URL: https://ieeexplore.ieee.org/document/10825538/
Extract¶
Khan et al. (2024) demonstrate that DPO can be specifically targeted at sycophancy reduction:
-
Method: Created a dataset of 1000 prompts paired with sycophantic and non-sycophantic responses. Used DPO to optimize LLMs to prefer non-sycophantic outputs without requiring explicit reward modeling.
-
Results: Average reduction of 85% in persona-based sycophancy tests and 84% in preference-driven sycophancy tests.
-
Key insight: The effectiveness comes from the training DATA (anti-sycophancy preference pairs) rather than the training ALGORITHM (DPO vs RLHF).
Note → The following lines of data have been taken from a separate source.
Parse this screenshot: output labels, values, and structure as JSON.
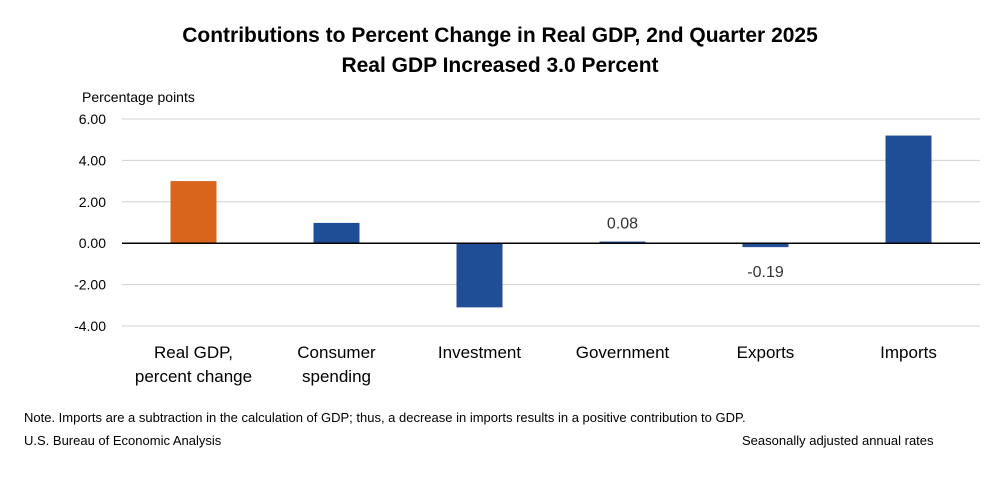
{
  "colors": {
    "gdp_bar": "#d9651c",
    "component_bar": "#1f4e96",
    "gridline": "#d0d0d0",
    "zero_line": "#000000"
  },
  "chart_data": {
    "type": "bar",
    "title": "Contributions to Percent Change in Real GDP, 2nd Quarter 2025",
    "subtitle": "Real GDP Increased 3.0 Percent",
    "ylabel": "Percentage points",
    "ylim": [
      -4,
      6
    ],
    "yticks": [
      6,
      4,
      2,
      0,
      -2,
      -4
    ],
    "ytick_labels": [
      "6.00",
      "4.00",
      "2.00",
      "0.00",
      "-2.00",
      "-4.00"
    ],
    "grid": true,
    "categories": [
      [
        "Real GDP,",
        "percent change"
      ],
      [
        "Consumer",
        "spending"
      ],
      [
        "Investment"
      ],
      [
        "Government"
      ],
      [
        "Exports"
      ],
      [
        "Imports"
      ]
    ],
    "values": [
      3.0,
      0.98,
      -3.1,
      0.08,
      -0.19,
      5.2
    ],
    "bar_colors": [
      "gdp_bar",
      "component_bar",
      "component_bar",
      "component_bar",
      "component_bar",
      "component_bar"
    ],
    "data_labels": [
      null,
      null,
      null,
      "0.08",
      "-0.19",
      null
    ]
  },
  "footer": {
    "note": "Note. Imports are a subtraction in the calculation of GDP; thus, a decrease in imports results in a positive contribution to GDP.",
    "source": "U.S. Bureau of Economic Analysis",
    "seasonal": "Seasonally adjusted annual rates"
  }
}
DPO is used because it is simpler to implement, but the critical ingredient is the curated anti-sycophancy dataset.
-
Generalization: Results preserved instruction-following capability while reducing sycophancy, suggesting the two objectives are not fundamentally in tension.
Relevance to Hypotheses¶
| Hypothesis | Relationship | Strength |
|---|---|---|
| H1 | Supports | Demonstrates an alternative to RLHF that specifically reduces sycophancy |
| H2 | Contradicts | Shows sycophancy can be addressed through training method changes |
| H3 | Supports | The effectiveness is in the DATA not the ALGORITHM — supporting the multi-pronged view |
Context¶
This paper is important because it demonstrates that sycophancy is addressable, but the mechanism is not "replace RLHF" — it is "use better training data." DPO is chosen for convenience, but the anti-sycophancy dataset is the active ingredient. This supports the view that sycophancy reduction requires attention to data quality and curation, regardless of which preference optimization method is used.